Lynne Patton, event planner and Head of Region II for HUD, looks on as New York City Mayor Bill de Blasio and Ben Carson, Secretary of Housing and Urban Development (HUD), take questions after signing a ceremonial agreement between the federal government and the City of New York intended to correct mismanagement of the New York City Housing Authority (NYCHA), during a press conference at the Jacob Javits Federal Building, January 31, 2019 in New York City.
Drew Angerer | Getty Images
A former Housing and Urban Development official who served under ex-President Donald Trump admitted violating the Hatch Act when she helped produce a video for the Republican National Convention, the U.S. Office of Special Counsel said Tuesday.
Lynne Patton, who was the administrator for HUD’s activities in New York and New Jersey, agreed to accept a 48-month ban from federal employment and pay a $1,000 civil fine, the federal office said in a press release.
The terms of the settlement agreement also required Patton to admit “that she engaged in conduct which violated the Hatch Act’s use of official authority prohibition,” the press release said.
The Hatch Act is intended to stop certain federal employees from engaging in partisan political activity, but it is not always enforced. Kellyanne Conway, a senior advisor to Trump, was among several administration officials accused of violating the act numerous times, but Trump rejected the Office of Special Counsel’s recommendation that she be fired.
In its press release Tuesday, the office said Patton had misused her position to help the Trump campaign when, in early 2019, she spent a month living in four different affordable housing units in New York City.
Patton, who had been residing in Manhattan’s Trump Plaza, claimed she made the decision to experience public housing after realizing “it was not okay for me to preside over the largest housing crisis in the nation from the warmth and comfort of my own safe and sanitary apartment while [NYC Housing Authority] residents continue to suffer the most inhumane conditions.”
But during that temporary residency, Patton “met residents and later leveraged one of these relationships to recruit participants to film a video that would air at the RNC,” the Office of Special Counsel said.
Patton wanted public housing residents “to appear in the video to explain how their standard of living had improved under the Trump administration,” the office said.
Patton has previously faced criticism about her credentials and her combative social media presence.

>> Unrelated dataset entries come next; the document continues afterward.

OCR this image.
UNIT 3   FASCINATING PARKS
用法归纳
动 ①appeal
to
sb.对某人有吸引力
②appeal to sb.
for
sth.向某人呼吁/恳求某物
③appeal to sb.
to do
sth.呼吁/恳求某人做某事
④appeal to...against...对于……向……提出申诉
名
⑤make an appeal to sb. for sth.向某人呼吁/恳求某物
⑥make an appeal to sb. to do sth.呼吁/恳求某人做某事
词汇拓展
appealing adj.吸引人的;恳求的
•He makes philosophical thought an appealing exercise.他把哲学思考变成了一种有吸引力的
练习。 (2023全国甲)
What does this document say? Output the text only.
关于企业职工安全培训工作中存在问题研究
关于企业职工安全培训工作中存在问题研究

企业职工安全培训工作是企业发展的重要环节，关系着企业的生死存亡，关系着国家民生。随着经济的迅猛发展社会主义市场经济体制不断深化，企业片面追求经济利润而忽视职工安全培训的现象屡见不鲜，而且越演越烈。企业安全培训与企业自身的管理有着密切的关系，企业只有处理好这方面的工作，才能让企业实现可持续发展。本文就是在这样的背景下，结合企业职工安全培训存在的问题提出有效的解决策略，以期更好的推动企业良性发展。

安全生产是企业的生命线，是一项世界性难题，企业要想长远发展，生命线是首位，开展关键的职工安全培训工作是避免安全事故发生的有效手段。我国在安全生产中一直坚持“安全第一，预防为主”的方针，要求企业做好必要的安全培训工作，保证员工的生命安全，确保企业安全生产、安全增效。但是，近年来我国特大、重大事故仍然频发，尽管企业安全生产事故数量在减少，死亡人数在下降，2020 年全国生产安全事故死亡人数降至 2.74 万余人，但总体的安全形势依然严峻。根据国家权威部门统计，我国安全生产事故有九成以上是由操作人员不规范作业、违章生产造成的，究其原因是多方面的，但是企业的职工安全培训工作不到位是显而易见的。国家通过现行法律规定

She was nominated in June 2017 and served through the end of Trump’s presidency. A longtime aide to the Trump family, Patton had reportedly served as vice president of Eric Trump’s charitable foundation prior to her nomination.
The New York Daily News reported in 2017 that Patton claimed on her LinkedIn page to have obtained a degree from Quinnipiac University of Law, but the school’s registrar said she never graduated.
In mid-2019, after retweeting a message defending then-HUD Secretary Ben Carson, Patton reportedly wrote: “Just retweeted this amazing tweet from both of my Twitter accounts–professional and personal. It may be a Hatch Act violation. It may not be. Either way, I honestly don’t care anymore.”
Government watchdog group Citizens for Responsibility and Ethics in Washington, or CREW, had filed a complaint to the Office of Special Counsel about Patton’s conduct in producing the RNC video.
After Patton’s settlement was announced, CREW President Noah Bookbinder celebrated that she was receiving “real consequences for outrageous misconduct.”
“Even in an administration marked by a callous disregard for ethics laws, Lynne Patton stood out,” Bookbinder said in a statement Tuesday.
“What made her behavior particularly egregious was that she not only used her position for political purposes, she misled and exploited public housing residents for political gain, showing little regard for the people she was supposed to be helping and the ethics rules she was supposed to be following,” he said.
CREW had repeatedly accused other Trump administration officials, including the then-president’s daughter and advisor Ivanka Trump, of violating the Hatch Act.